Kara-deniz-hava kuvvetlerine açısından genel bir değerlendirme yapıldığında; Türkiye’nin kara kuvvetleri anlamında çok üstün olduğu, hava kuvvetleri konusunda yine üstün olmakla birlikte Yunanistan’ın son dönemde atılım yapmaya başladığı ve deniz kuvvetleri konusunda da iki ülke arasında fazla bir farkın olmadığı söylenebilir. Bu anlamda, bu rakamlara göre Türkiye’nin gelecekte hava ve deniz kuvvetlerini güçlendirmesi gerektiği sonucuna ulaşılabilir.
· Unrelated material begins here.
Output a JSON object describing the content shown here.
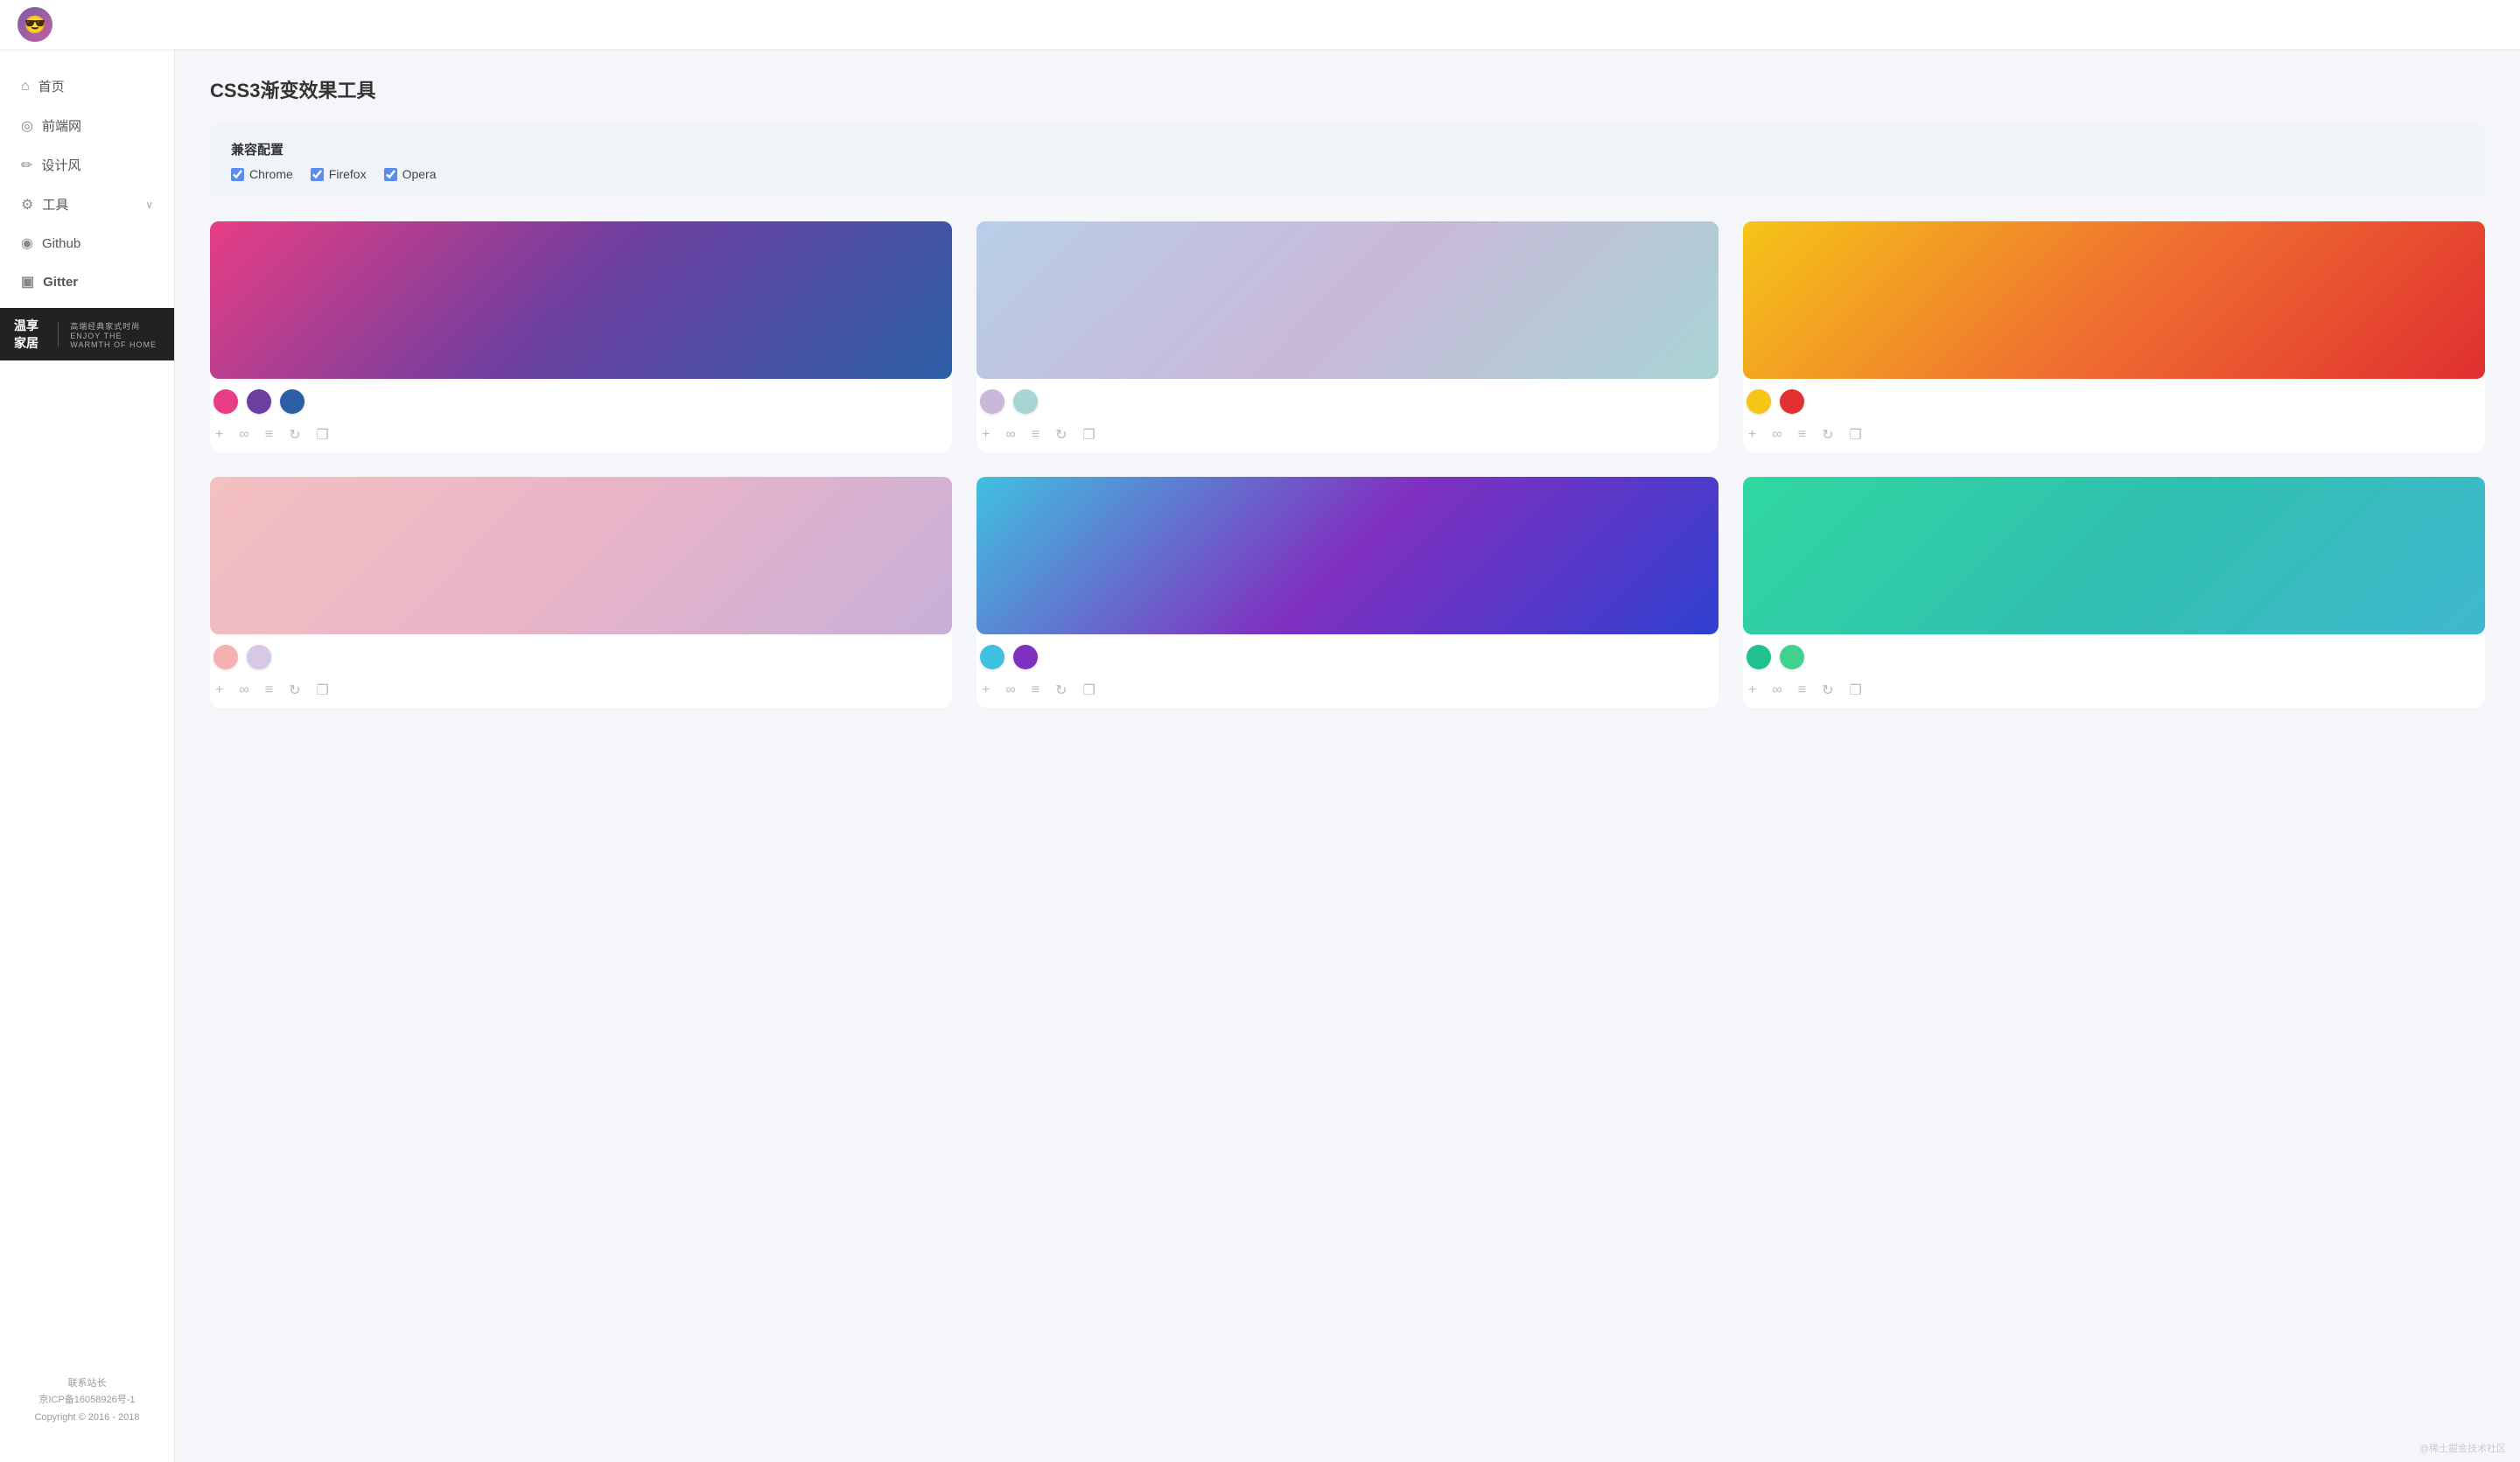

Son Rusya-Ukrayna Savaşı’nda da görüldüğü üzere savaş ve çatışmalarda kritik bir unsur olan lojistik verilerine baktığımızda; ilk olarak havaalanları konusunda Türkiye’nin Yunanistan’a 77’ye karşı 98’le bir üstünlüğü bulunmaktadır. Ticaret gemileri konusunda ise, Yunanistan, Türkiye’den 1.217’ye karşı 1.236 ile üstün durumdadır. Limanlar konusunda da Türkiye’nin 7’ye karşı 10’la kısmi bir avantajı bulunurken, işgücü konusunda 25-26 milyonluk Türkiye, 4 milyonluk işgücü olan Yunanistan’dan çok daha üstündür. Taşıt yolu konusunda ise, Yunanistan, 67.333 kilometreye karşı 117.000 kilometre ile daha ileri durumdadır. Bu anlamda, lojistik konusunda da Türkiye’nin büyüklüğü ölçüsünde güçlü olmadığı ve bazı alanlarda Yunanistan’ın daha ileride olduğu belirtilebilir.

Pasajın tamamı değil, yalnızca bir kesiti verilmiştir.